A local state senator has sponsored two bills that would add caveats to the minimum wage increase Arkansas voters passed in November.
District 8 state Sen. Mat Pitsch, R-Fort Smith, said he is the Senate sponsor on House bills 1752 and 1753, which if passed would create exemptions for the $11 minimum wage for nonprofits, small entrepreneurs and others. The minimum wage increased from $8.50 an hour to $9.25 and will reach the full $11 in 2021.
Arkansas Gov. Asa Hutchinson earlier in March openly opposed measures to scale back the minimum wage hike, saying it was "the will of the people" and that he doesn't believe "it should be changed by legislative enactment." Pitsch on Friday said state representatives are "having a major war" over the two bills, which need two-thirds of the vote to pass to the Senate.
"I’ve learned lots of new cuss words in the last three weeks being on this bill, because people are pretty adamant about it," Pitsch said.

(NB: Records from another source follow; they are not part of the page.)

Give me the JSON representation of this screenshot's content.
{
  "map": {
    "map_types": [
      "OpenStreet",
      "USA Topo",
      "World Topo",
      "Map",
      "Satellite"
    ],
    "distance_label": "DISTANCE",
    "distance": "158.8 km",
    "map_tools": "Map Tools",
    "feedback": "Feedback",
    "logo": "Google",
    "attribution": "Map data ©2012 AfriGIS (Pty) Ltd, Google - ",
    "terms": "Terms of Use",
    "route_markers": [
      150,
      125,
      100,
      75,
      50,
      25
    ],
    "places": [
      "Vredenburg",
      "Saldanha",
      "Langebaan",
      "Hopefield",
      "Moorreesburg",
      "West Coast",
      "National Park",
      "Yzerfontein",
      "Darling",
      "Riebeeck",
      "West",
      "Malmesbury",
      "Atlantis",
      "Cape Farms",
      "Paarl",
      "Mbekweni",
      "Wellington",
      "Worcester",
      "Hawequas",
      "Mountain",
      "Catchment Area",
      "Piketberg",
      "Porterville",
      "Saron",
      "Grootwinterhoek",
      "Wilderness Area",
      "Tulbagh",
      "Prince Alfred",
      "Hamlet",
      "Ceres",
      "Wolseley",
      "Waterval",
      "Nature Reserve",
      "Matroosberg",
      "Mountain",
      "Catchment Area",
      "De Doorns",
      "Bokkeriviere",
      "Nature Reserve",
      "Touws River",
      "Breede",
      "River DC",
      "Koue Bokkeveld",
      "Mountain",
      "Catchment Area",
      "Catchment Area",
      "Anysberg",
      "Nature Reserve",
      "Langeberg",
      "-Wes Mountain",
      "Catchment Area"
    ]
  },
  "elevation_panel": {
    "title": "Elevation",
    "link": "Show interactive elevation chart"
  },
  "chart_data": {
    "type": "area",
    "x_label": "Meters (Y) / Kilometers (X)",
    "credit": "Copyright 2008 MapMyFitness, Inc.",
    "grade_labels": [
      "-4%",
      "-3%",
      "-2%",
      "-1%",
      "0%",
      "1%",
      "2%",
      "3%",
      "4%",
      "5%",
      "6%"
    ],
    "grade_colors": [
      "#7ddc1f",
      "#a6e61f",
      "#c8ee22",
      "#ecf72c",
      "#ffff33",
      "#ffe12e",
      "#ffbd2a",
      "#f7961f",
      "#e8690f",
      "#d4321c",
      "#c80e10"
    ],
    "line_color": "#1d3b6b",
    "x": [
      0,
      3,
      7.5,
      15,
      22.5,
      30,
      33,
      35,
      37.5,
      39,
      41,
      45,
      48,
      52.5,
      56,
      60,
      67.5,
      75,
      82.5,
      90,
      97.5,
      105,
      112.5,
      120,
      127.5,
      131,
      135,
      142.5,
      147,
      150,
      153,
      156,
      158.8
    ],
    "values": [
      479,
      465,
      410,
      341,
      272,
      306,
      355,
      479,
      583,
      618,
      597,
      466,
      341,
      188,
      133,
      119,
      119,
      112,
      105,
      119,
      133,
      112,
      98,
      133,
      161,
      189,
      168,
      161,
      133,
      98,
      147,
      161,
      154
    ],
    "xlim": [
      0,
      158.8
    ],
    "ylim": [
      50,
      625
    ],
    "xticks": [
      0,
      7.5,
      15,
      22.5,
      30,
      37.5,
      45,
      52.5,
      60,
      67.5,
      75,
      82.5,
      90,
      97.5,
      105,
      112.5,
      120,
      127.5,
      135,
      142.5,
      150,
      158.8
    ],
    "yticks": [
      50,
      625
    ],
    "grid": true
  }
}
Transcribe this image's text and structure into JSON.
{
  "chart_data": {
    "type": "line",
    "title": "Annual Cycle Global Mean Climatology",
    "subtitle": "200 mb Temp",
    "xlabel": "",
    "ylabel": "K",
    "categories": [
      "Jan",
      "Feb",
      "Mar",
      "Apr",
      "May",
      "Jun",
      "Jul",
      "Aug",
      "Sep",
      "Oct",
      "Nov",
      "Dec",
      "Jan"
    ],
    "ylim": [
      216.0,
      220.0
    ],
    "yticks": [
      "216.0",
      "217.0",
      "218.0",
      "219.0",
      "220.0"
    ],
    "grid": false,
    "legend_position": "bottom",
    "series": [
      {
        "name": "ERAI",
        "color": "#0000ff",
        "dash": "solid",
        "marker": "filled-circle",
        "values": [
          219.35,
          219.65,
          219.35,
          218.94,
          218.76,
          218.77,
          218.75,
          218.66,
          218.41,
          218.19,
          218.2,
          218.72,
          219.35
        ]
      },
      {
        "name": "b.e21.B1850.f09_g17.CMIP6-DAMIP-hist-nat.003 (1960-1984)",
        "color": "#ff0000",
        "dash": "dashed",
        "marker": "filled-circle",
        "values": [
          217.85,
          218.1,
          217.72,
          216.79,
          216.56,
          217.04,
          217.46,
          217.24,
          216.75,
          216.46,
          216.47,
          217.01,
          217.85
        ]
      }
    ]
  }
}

Though Pitsch said he also has reservations in light of the vote, he said he's afraid some of the organizations exempted in the proposed legislation will suffer if the legislation isn't passed. He also said he believes businesses will have to raise wages across the board with the increase.
Pitsch also said the bill could create difficult situations for employers with qualified workers who make around that much already.
“If (a qualified person) is at $11.75, would you keep that person, or would you keep a high school kid?" Pitsch said. "You’ve got all of these decisions that you as a business owner now have because someone has changed where the entry point is."
When asked about the minimum wage increase in reference to the decrease of the dollar value, Pitsch said "he would have to look" at the situation. However, he also said the economy is strong, which helped him make his decision.
"An economy is a supply-and-demand-type scenario. There’s a plus and a minus, and I think we’re in a pretty strong economy right now. Our unemployment for over a year has been at a threshold of four and a half," Pitsch said. "If you want a job and you want to move up at an unemployment rate there, companies are desperately trying to find employees."